KAMU
Emeklilikte YAŞA TAKILANLAR-TORBA YASA
08.09.1999 tarihinde yürürlüğe giren 4447 sayılı İşsizlik Sigortası Kanunu çıkartılırken, bu kanuna eklenen ve İşsizlik Sigortası ile hiçbir ilgisi olmayan maddeler ile sigortalıların çalışma ve emeklilik hakları kökten değiştirilmişti.
Bu kanun ile emeklilik için istenen süre ve gün şartlarına, kadınlar için 58, erkekler için 60 yaş şartı eklenmiş ve eklenen bu yaş şartları kademeli olarak 1976 yılına kadar geriye dönük olarak uygulanmasına karar verilmişti.

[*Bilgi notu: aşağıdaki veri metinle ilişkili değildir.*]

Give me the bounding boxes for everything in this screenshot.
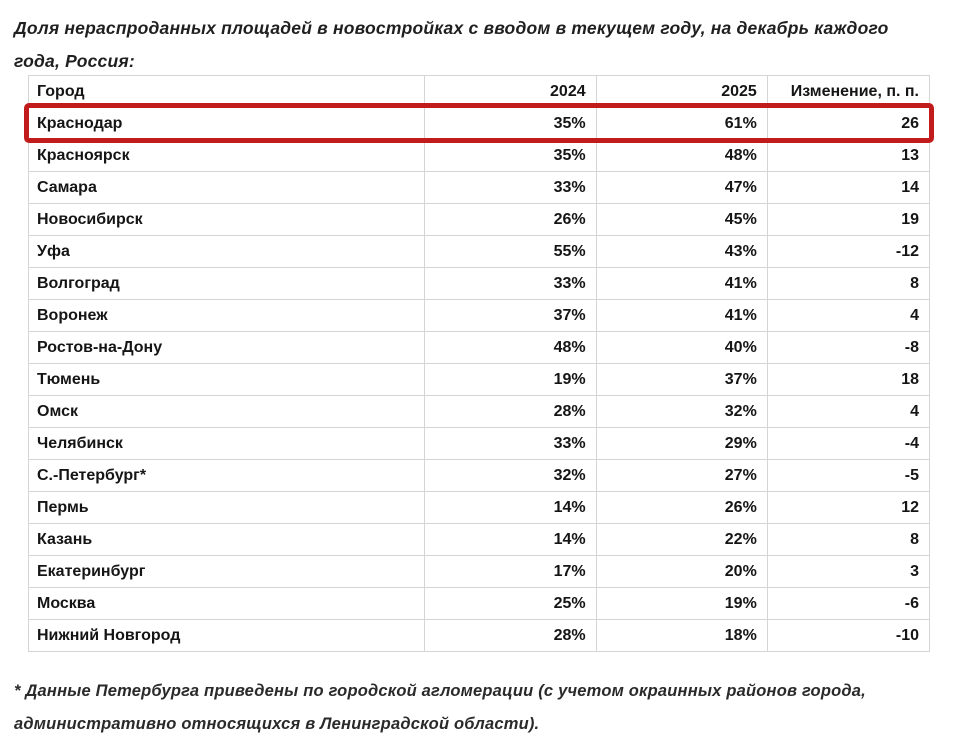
city-cell: Воронеж xyxy=(27,299,426,332)
value-2025-cell: 22% xyxy=(595,523,768,556)
change-cell: 3 xyxy=(766,555,931,588)
value-2025-cell: 48% xyxy=(595,139,768,172)
change-cell: -6 xyxy=(766,587,931,620)
city-cell: Москва xyxy=(27,587,426,620)
table-row: С.-Петербург* 32% 27% -5 xyxy=(27,459,931,492)
value-2025-cell: 18% xyxy=(595,619,768,652)
city-cell: Екатеринбург xyxy=(27,555,426,588)
city-cell: Ростов-на-Дону xyxy=(27,331,426,364)
value-2024-cell: 37% xyxy=(424,299,597,332)
value-2025-cell: 20% xyxy=(595,555,768,588)
value-2025-cell: 40% xyxy=(595,331,768,364)
value-2024-cell: 33% xyxy=(424,427,597,460)
value-2024-cell: 35% xyxy=(424,139,597,172)
value-2024-cell: 48% xyxy=(424,331,597,364)
table-row: Уфа 55% 43% -12 xyxy=(27,235,931,268)
city-cell: Самара xyxy=(27,171,426,204)
value-2024-cell: 25% xyxy=(424,587,597,620)
city-cell: Краснодар xyxy=(27,107,426,140)
value-2024-cell: 14% xyxy=(424,491,597,524)
header-city: Город xyxy=(27,75,426,108)
value-2025-cell: 32% xyxy=(595,395,768,428)
value-2025-cell: 19% xyxy=(595,587,768,620)
change-cell: 26 xyxy=(766,107,931,140)
change-cell: 14 xyxy=(766,171,931,204)
change-cell: 19 xyxy=(766,203,931,236)
city-cell: Волгоград xyxy=(27,267,426,300)
value-2025-cell: 41% xyxy=(595,267,768,300)
value-2024-cell: 32% xyxy=(424,459,597,492)
table-row: Нижний Новгород 28% 18% -10 xyxy=(27,619,931,652)
value-2025-cell: 27% xyxy=(595,459,768,492)
city-cell: Омск xyxy=(27,395,426,428)
change-cell: 18 xyxy=(766,363,931,396)
footnote: * Данные Петербурга приведены по городск… xyxy=(14,682,866,733)
chart-title: Доля нераспроданных площадей в новострой… xyxy=(14,18,889,71)
change-cell: 4 xyxy=(766,299,931,332)
value-2024-cell: 33% xyxy=(424,267,597,300)
value-2025-cell: 41% xyxy=(595,299,768,332)
change-cell: -10 xyxy=(766,619,931,652)
change-cell: 13 xyxy=(766,139,931,172)
change-cell: 4 xyxy=(766,395,931,428)
change-cell: 12 xyxy=(766,491,931,524)
table-row: Краснодар 35% 61% 26 xyxy=(27,107,931,140)
change-cell: -12 xyxy=(766,235,931,268)
city-cell: Новосибирск xyxy=(27,203,426,236)
city-cell: Нижний Новгород xyxy=(27,619,426,652)
city-cell: Красноярск xyxy=(27,139,426,172)
city-cell: С.-Петербург* xyxy=(27,459,426,492)
value-2024-cell: 33% xyxy=(424,171,597,204)
table-header-row: Город 2024 2025 Изменение, п. п. xyxy=(27,75,931,108)
value-2024-cell: 14% xyxy=(424,523,597,556)
table-row: Красноярск 35% 48% 13 xyxy=(27,139,931,172)
value-2024-cell: 35% xyxy=(424,107,597,140)
unsold-share-table: Город 2024 2025 Изменение, п. п. Краснод… xyxy=(27,75,931,652)
value-2024-cell: 17% xyxy=(424,555,597,588)
value-2025-cell: 37% xyxy=(595,363,768,396)
table-row: Омск 28% 32% 4 xyxy=(27,395,931,428)
city-cell: Казань xyxy=(27,523,426,556)
table-row: Самара 33% 47% 14 xyxy=(27,171,931,204)
table-row: Москва 25% 19% -6 xyxy=(27,587,931,620)
table-row: Казань 14% 22% 8 xyxy=(27,523,931,556)
change-cell: -4 xyxy=(766,427,931,460)
city-cell: Уфа xyxy=(27,235,426,268)
value-2025-cell: 26% xyxy=(595,491,768,524)
change-cell: 8 xyxy=(766,523,931,556)
change-cell: -8 xyxy=(766,331,931,364)
value-2025-cell: 29% xyxy=(595,427,768,460)
value-2024-cell: 26% xyxy=(424,203,597,236)
value-2025-cell: 45% xyxy=(595,203,768,236)
value-2024-cell: 55% xyxy=(424,235,597,268)
value-2025-cell: 47% xyxy=(595,171,768,204)
table-row: Воронеж 37% 41% 4 xyxy=(27,299,931,332)
city-cell: Тюмень xyxy=(27,363,426,396)
city-cell: Челябинск xyxy=(27,427,426,460)
value-2025-cell: 61% xyxy=(595,107,768,140)
table-row: Волгоград 33% 41% 8 xyxy=(27,267,931,300)
table-row: Екатеринбург 17% 20% 3 xyxy=(27,555,931,588)
table-row: Ростов-на-Дону 48% 40% -8 xyxy=(27,331,931,364)
table-row: Новосибирск 26% 45% 19 xyxy=(27,203,931,236)
change-cell: -5 xyxy=(766,459,931,492)
table-row: Пермь 14% 26% 12 xyxy=(27,491,931,524)
header-2025: 2025 xyxy=(595,75,768,108)
table-row: Тюмень 19% 37% 18 xyxy=(27,363,931,396)
city-cell: Пермь xyxy=(27,491,426,524)
value-2024-cell: 28% xyxy=(424,619,597,652)
table-row: Челябинск 33% 29% -4 xyxy=(27,427,931,460)
value-2024-cell: 19% xyxy=(424,363,597,396)
value-2025-cell: 43% xyxy=(595,235,768,268)
change-cell: 8 xyxy=(766,267,931,300)
value-2024-cell: 28% xyxy=(424,395,597,428)
header-change: Изменение, п. п. xyxy=(766,75,931,108)
header-2024: 2024 xyxy=(424,75,597,108)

Onbinlerce insanımızı kaybettiğimiz 17 Ağustos 1999 Marmara depreminden yaklaşık 1 hafta sonra çıkartılan bu kanunun altında imzası olan, o zamanki meclis üyelerinin basına yapmaya devam ettiği açıklamalardan anladığımız kadarıyla;
Bu kanunun hazırlayıcısı TBMM değil, Dünya Bankası ve İMF olmuştu. TBMM’nin kanuna dahli sadece milletvekillerinin hazırlanan bu kanunu onaylamaları yolu ile olmuştu.

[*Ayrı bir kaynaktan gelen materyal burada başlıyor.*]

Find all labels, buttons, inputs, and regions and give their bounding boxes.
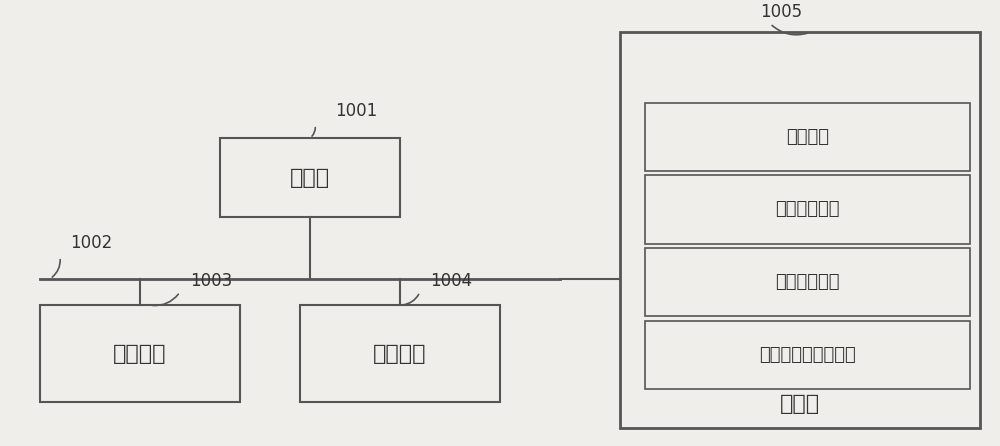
FancyBboxPatch shape <box>645 175 970 244</box>
Text: 1005: 1005 <box>760 4 802 21</box>
Text: 操作系统: 操作系统 <box>786 128 829 146</box>
Text: 存储器: 存储器 <box>780 394 820 414</box>
Text: 1002: 1002 <box>70 235 112 252</box>
FancyBboxPatch shape <box>40 305 240 402</box>
Text: 1003: 1003 <box>190 272 232 290</box>
FancyBboxPatch shape <box>300 305 500 402</box>
FancyBboxPatch shape <box>620 33 980 429</box>
Text: 网络通信模块: 网络通信模块 <box>775 201 840 219</box>
FancyBboxPatch shape <box>220 138 400 217</box>
Text: 1001: 1001 <box>335 103 377 120</box>
Text: 用户接口: 用户接口 <box>113 343 167 363</box>
Text: 1004: 1004 <box>430 272 472 290</box>
Text: 互联网风险监控程序: 互联网风险监控程序 <box>759 346 856 363</box>
FancyBboxPatch shape <box>645 321 970 389</box>
FancyBboxPatch shape <box>645 248 970 316</box>
FancyBboxPatch shape <box>645 103 970 171</box>
Text: 网络接口: 网络接口 <box>373 343 427 363</box>
Text: 用户接口模块: 用户接口模块 <box>775 273 840 291</box>
Text: 处理器: 处理器 <box>290 168 330 188</box>
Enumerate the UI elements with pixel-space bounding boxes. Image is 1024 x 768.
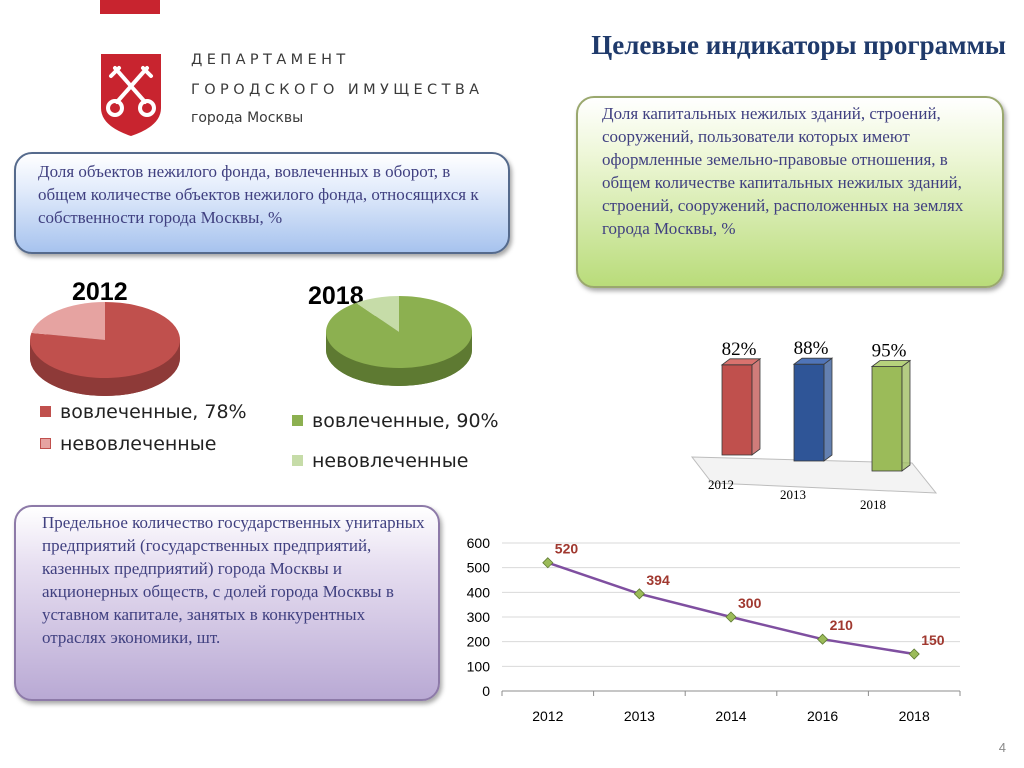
legend-swatch [40, 406, 51, 417]
y-tick-label: 300 [467, 609, 491, 625]
data-label: 520 [555, 541, 579, 557]
legend-label: невовлеченные [60, 433, 217, 455]
org-name-line2: ГОРОДСКОГО ИМУЩЕСТВА [191, 82, 484, 98]
x-tick-label: 2013 [624, 708, 655, 724]
x-tick-label: 2016 [807, 708, 838, 724]
y-tick-label: 100 [467, 658, 491, 674]
bar-category-label: 2018 [860, 497, 886, 512]
bar-top-2013 [792, 357, 834, 365]
pie-chart-2018 [326, 296, 472, 386]
data-point [542, 557, 554, 569]
y-tick-label: 600 [467, 535, 491, 551]
legend-label: невовлеченные [312, 450, 469, 472]
data-point [633, 588, 645, 600]
legend-item: невовлеченные [40, 433, 216, 455]
pie-2012-slice-1 [31, 302, 105, 340]
org-name-line1: ДЕПАРТАМЕНТ [191, 52, 350, 68]
data-point [908, 648, 920, 660]
org-name-line3: города Москвы [191, 110, 304, 126]
data-label: 150 [921, 632, 945, 648]
enterprises-indicator-box: Предельное количество государственных ун… [14, 505, 440, 701]
y-tick-label: 0 [482, 683, 490, 699]
bar-data-label: 82% [722, 339, 757, 360]
legend-item: вовлеченные, 78% [40, 401, 247, 423]
bar-2012 [721, 364, 753, 456]
x-tick-label: 2014 [715, 708, 746, 724]
legend-item: невовлеченные [292, 450, 468, 472]
pie-2012-title: 2012 [72, 278, 128, 306]
bar-2013 [793, 363, 825, 462]
bar-side-2012 [751, 357, 761, 456]
bar-chart-buildings: 82% 88% 95% 2012 2013 2018 [690, 338, 938, 512]
x-tick-label: 2012 [532, 708, 563, 724]
brand-bar [100, 0, 160, 14]
bar-category-label: 2013 [780, 487, 806, 502]
bar-2018 [871, 366, 903, 472]
data-point [817, 633, 829, 645]
bar-data-label: 88% [794, 338, 829, 359]
pie-chart-2012 [30, 302, 181, 396]
land-indicator-box: Доля капитальных нежилых зданий, строени… [576, 96, 1004, 288]
legend-swatch [292, 455, 303, 466]
nonresidential-indicator-box: Доля объектов нежилого фонда, вовлеченны… [14, 152, 510, 254]
crossed-keys-logo-icon [101, 54, 161, 136]
bar-data-label: 95% [872, 341, 907, 362]
legend-item: вовлеченные, 90% [292, 410, 499, 432]
y-tick-label: 500 [467, 560, 491, 576]
legend-label: вовлеченные, 90% [312, 410, 499, 432]
series-line [547, 561, 915, 656]
data-label: 210 [830, 617, 854, 633]
legend-swatch [40, 438, 51, 449]
pie-2018-slice-1 [356, 296, 399, 332]
data-label: 300 [738, 595, 762, 611]
bar-side-2018 [901, 359, 911, 472]
bar-side-2013 [823, 357, 833, 462]
bar-top-2018 [870, 360, 912, 367]
bar-top-2012 [720, 358, 762, 366]
legend-swatch [292, 415, 303, 426]
line-chart-enterprises: 0 100 200 300 400 500 600 2012 2013 2014 2016 2018… [467, 535, 961, 724]
data-label: 394 [646, 572, 670, 588]
bar-category-label: 2012 [708, 477, 734, 492]
legend-label: вовлеченные, 78% [60, 401, 247, 423]
y-tick-label: 200 [467, 634, 491, 650]
data-point [725, 611, 737, 623]
y-tick-label: 400 [467, 584, 491, 600]
page-title: Целевые индикаторы программы [591, 30, 1006, 60]
page-number: 4 [998, 740, 1006, 755]
x-tick-label: 2018 [899, 708, 930, 724]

Bu kanun Türkiye Cumhuriyeti bağımsızlık tarihine kara bir leke olarak geçecek lanetli bir kanundur. Lanet, daha kasım 2002 de yapılan ilk seçimlerde işlemiş, bu kanunu çıkartan meclisteki siyasi partilerden (toplam 5 parti) hiçbirisi tekrar meclise girememişti.
Vatandaşlarımız artık hemen hergün yaptıkları eylemler nedeniyle Emeklilikte Yaşa Takılanlar’ın kimler olduğunu biliyor. Ancak hala bilmeyenler için tek bir cümle ile açıklayayım;
08.09.1976 – 08.09.1999 tarihleri arasında sigortalı olan erkekler ile, 08.09.1981 – 08.09.1999 tarihleri arsında sigortalı olan kadınların tamamı Emeklilikte Yaşa Takılanlar’ın doğal birer üyesidir.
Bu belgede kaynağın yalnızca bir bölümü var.